Both O'Connor and Rand had deep convictions and the certainty of faith. But O'Connor understood that faith entails a Kierkegaardian "blind leap" which does not reject so much as transcend reason.  It is not so much that Rand did not make that leap as that she did not recognize she had: she made an idol of her convictions and called them "reason."  And because she was a skillful prosodist, she created a fascinating idol which has attracted many passionate worshippers

O'Connor's work is Grand Guignol Catholicism: as she put it, "I use the grotesque the way I do because people are deaf and dumb and need help to see and hear."  Ayn Rand's writing is Grand Guignol Capitalism. Socialists aren't just wrong, they're active agents of evil.  The horrors of egalitarianism are writ large, so that nobody might be deceived by their lies and their pretty words.  They are both writers of ideas, writing not just to entertain but also to educate.  But O'Connor understood that her stories were exaggerations which pointed to a deeper Mystery: Rand (and, later, many of her followers) made the mistake of thinking her fiction was an accurate representation of mundane truth.

1 comment:

Eli Fennell said...

I've made similar observations about the works of Ayn Rand. The problem with objectivism is precisely that it pretends to be objective. Objectivism thus pretends to demonstrate rationally that laissez-faire capitolism is the virtuous domain of true liberty while socialism is an evil destruction of liberty.
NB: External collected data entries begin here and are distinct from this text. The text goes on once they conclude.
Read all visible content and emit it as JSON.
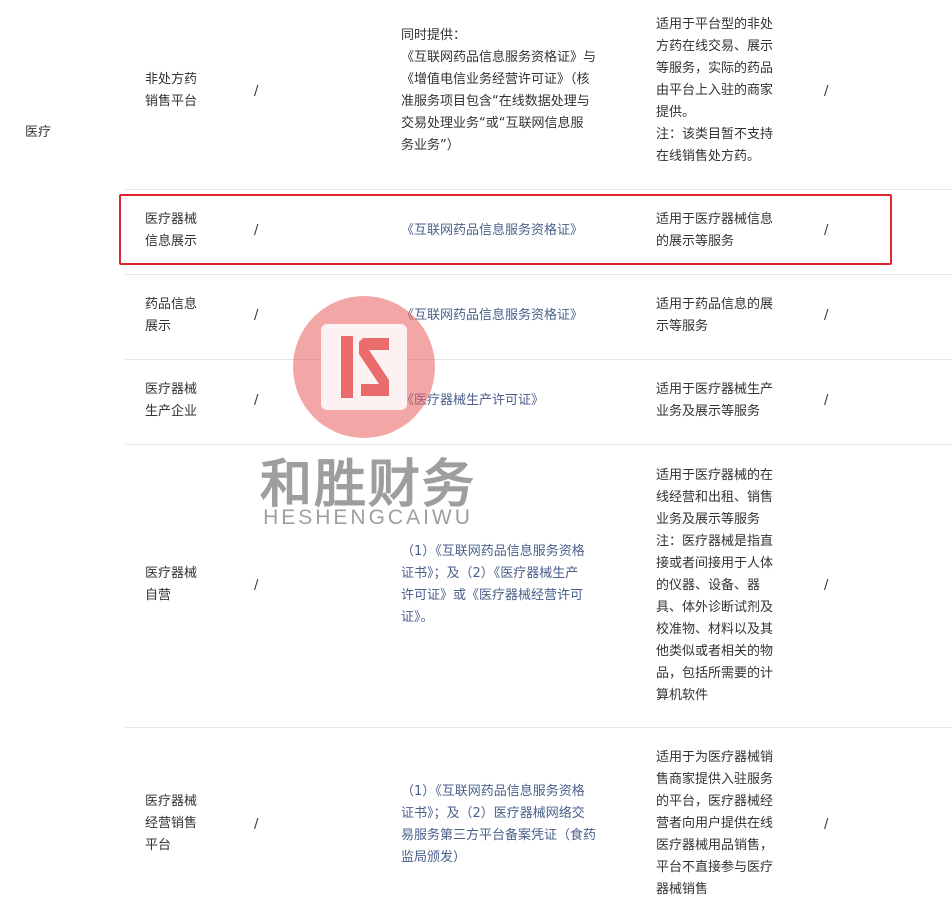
{
  "category": "医疗",
  "rows": [
    {
      "name_lines": [
        "非处方药",
        "销售平台"
      ],
      "req1": "/",
      "license_lines": [
        "同时提供：",
        "《互联网药品信息服务资格证》与",
        "《增值电信业务经营许可证》（核",
        "准服务项目包含“在线数据处理与",
        "交易处理业务“或“互联网信息服",
        "务业务”）"
      ],
      "scope_lines": [
        "适用于平台型的非处",
        "方药在线交易、展示",
        "等服务，实际的药品",
        "由平台上入驻的商家",
        "提供。",
        "注：该类目暂不支持",
        "在线销售处方药。"
      ],
      "req2": "/"
    },
    {
      "name_lines": [
        "医疗器械",
        "信息展示"
      ],
      "req1": "/",
      "license_lines": [
        "《互联网药品信息服务资格证》"
      ],
      "scope_lines": [
        "适用于医疗器械信息",
        "的展示等服务"
      ],
      "req2": "/"
    },
    {
      "name_lines": [
        "药品信息",
        "展示"
      ],
      "req1": "/",
      "license_lines": [
        "《互联网药品信息服务资格证》"
      ],
      "scope_lines": [
        "适用于药品信息的展",
        "示等服务"
      ],
      "req2": "/"
    },
    {
      "name_lines": [
        "医疗器械",
        "生产企业"
      ],
      "req1": "/",
      "license_lines": [
        "《医疗器械生产许可证》"
      ],
      "scope_lines": [
        "适用于医疗器械生产",
        "业务及展示等服务"
      ],
      "req2": "/"
    },
    {
      "name_lines": [
        "医疗器械",
        "自营"
      ],
      "req1": "/",
      "license_lines": [
        "（1）《互联网药品信息服务资格",
        "证书》；及（2）《医疗器械生产",
        "许可证》或《医疗器械经营许可",
        "证》。"
      ],
      "scope_lines": [
        "适用于医疗器械的在",
        "线经营和出租、销售",
        "业务及展示等服务",
        "注：医疗器械是指直",
        "接或者间接用于人体",
        "的仪器、设备、器",
        "具、体外诊断试剂及",
        "校准物、材料以及其",
        "他类似或者相关的物",
        "品，包括所需要的计",
        "算机软件"
      ],
      "req2": "/"
    },
    {
      "name_lines": [
        "医疗器械",
        "经营销售",
        "平台"
      ],
      "req1": "/",
      "license_lines": [
        "（1）《互联网药品信息服务资格",
        "证书》；及（2）医疗器械网络交",
        "易服务第三方平台备案凭证（食药",
        "监局颁发）"
      ],
      "scope_lines": [
        "适用于为医疗器械销",
        "售商家提供入驻服务",
        "的平台，医疗器械经",
        "营者向用户提供在线",
        "医疗器械用品销售，",
        "平台不直接参与医疗",
        "器械销售"
      ],
      "req2": "/"
    }
  ],
  "watermark": {
    "title": "和胜财务",
    "subtitle": "HESHENGCAIWU",
    "color": "#e85c5c"
  },
  "highlight_color": "#e0252f"
}
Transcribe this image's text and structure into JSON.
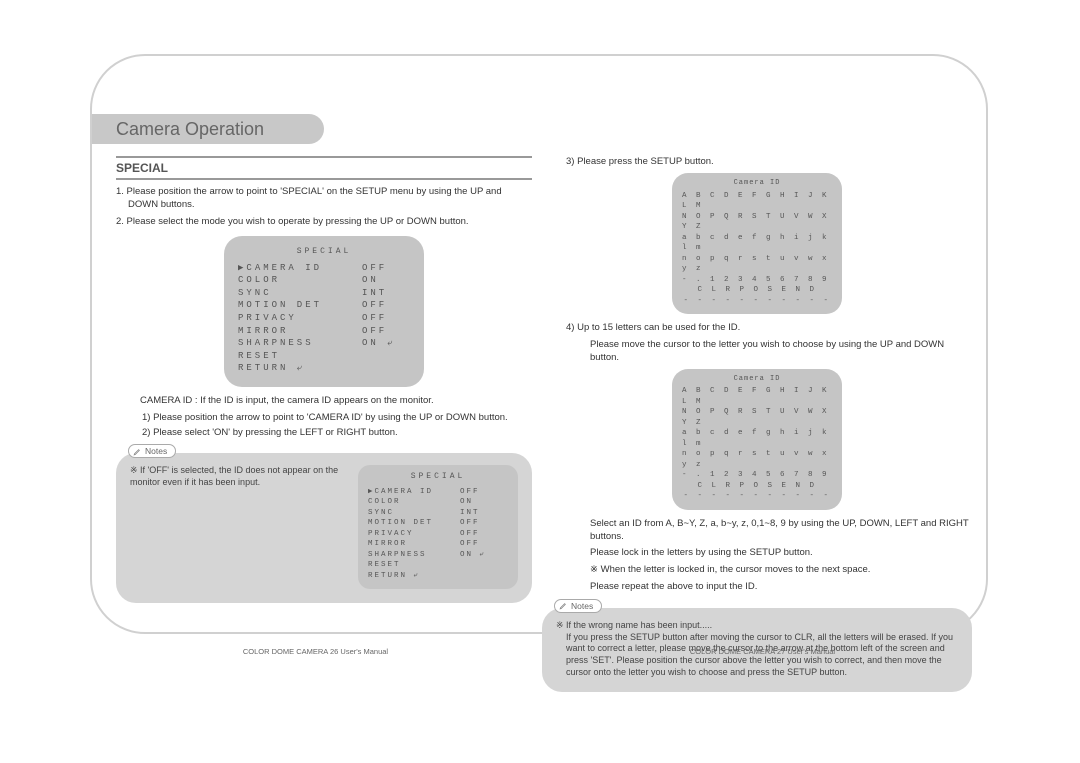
{
  "page_title": "Camera Operation",
  "heading": "SPECIAL",
  "left": {
    "step1": "1. Please position the arrow to point to 'SPECIAL' on the SETUP menu by using the UP and DOWN buttons.",
    "step2": "2. Please select the mode you wish to operate by pressing the UP or DOWN button.",
    "osd1": {
      "title": "SPECIAL",
      "rows": [
        {
          "label": "▶CAMERA ID",
          "val": "OFF"
        },
        {
          "label": " COLOR",
          "val": "ON"
        },
        {
          "label": " SYNC",
          "val": "INT"
        },
        {
          "label": " MOTION DET",
          "val": "OFF"
        },
        {
          "label": " PRIVACY",
          "val": "OFF"
        },
        {
          "label": " MIRROR",
          "val": "OFF"
        },
        {
          "label": " SHARPNESS",
          "val": "ON ⤶"
        },
        {
          "label": " RESET",
          "val": ""
        },
        {
          "label": " RETURN ⤶",
          "val": ""
        }
      ]
    },
    "camid_intro": "CAMERA ID : If the ID is input, the camera ID appears on the monitor.",
    "camid_1": "1) Please position the arrow to point to 'CAMERA ID' by using the UP or DOWN button.",
    "camid_2": "2) Please select 'ON' by pressing the LEFT or RIGHT button.",
    "notes_label": "Notes",
    "note1_text": "※ If 'OFF' is selected, the ID does not appear on the monitor even if it has been input.",
    "osd2": {
      "title": "SPECIAL",
      "rows": [
        {
          "label": "▶CAMERA ID",
          "val": "OFF"
        },
        {
          "label": " COLOR",
          "val": "ON"
        },
        {
          "label": " SYNC",
          "val": "INT"
        },
        {
          "label": " MOTION DET",
          "val": "OFF"
        },
        {
          "label": " PRIVACY",
          "val": "OFF"
        },
        {
          "label": " MIRROR",
          "val": "OFF"
        },
        {
          "label": " SHARPNESS",
          "val": "ON ⤶"
        },
        {
          "label": " RESET",
          "val": ""
        },
        {
          "label": " RETURN ⤶",
          "val": ""
        }
      ]
    }
  },
  "right": {
    "step3": "3) Please press the SETUP button.",
    "charmap_title": "Camera ID",
    "charmap_lines": [
      "A B C D E F G H I J K L M",
      "N O P Q R S T U V W X Y Z",
      "a b c d e f g h i j k l m",
      "n o p q r s t u v w x y z",
      "- .   1 2 3 4 5 6 7 8 9",
      "    C L R   P O S   E N D",
      "- - - - - - - - - - -"
    ],
    "step4a": "4) Up to 15 letters can be used for the ID.",
    "step4b": "Please move the cursor to the letter you wish to choose by using the UP and DOWN button.",
    "select_id": "Select an ID from A, B~Y, Z, a, b~y, z, 0,1~8, 9 by using the UP, DOWN, LEFT and RIGHT buttons.",
    "lock": "Please lock in the letters by using the SETUP button.",
    "locked": "※ When the letter is locked in, the cursor moves to the next space.",
    "repeat": "Please repeat the above to input the ID.",
    "notes_label": "Notes",
    "note2_a": "※ If the wrong name has been input.....",
    "note2_b": "If you press the SETUP button after moving the cursor to CLR, all the letters will be erased.   If you want to correct a letter, please move the cursor to the arrow at the bottom left of the screen and press 'SET'. Please position the cursor above the letter you wish to correct, and then move the cursor onto the letter you wish to choose and press the SETUP button."
  },
  "footer": {
    "left": "COLOR DOME CAMERA 26   User's Manual",
    "right": "COLOR DOME CAMERA 27   User's Manual"
  }
}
It is reminiscent of the "angry atheists" who try to argue that atheism is supported by science and that no other rational conclusion, except perhaps for a fence-sitting agnosticism (fence sitting because it dares not risk to be wrong either way but claims it can never know which way is right at the same time), is acceptable and "rational". Of course, my own feeling is that capitolism and socialism aren't fundamentally all that different in principle, albeit their specific forms may differ considerably, but they both agree that the value of a person is to be determined purely in materialistic terms.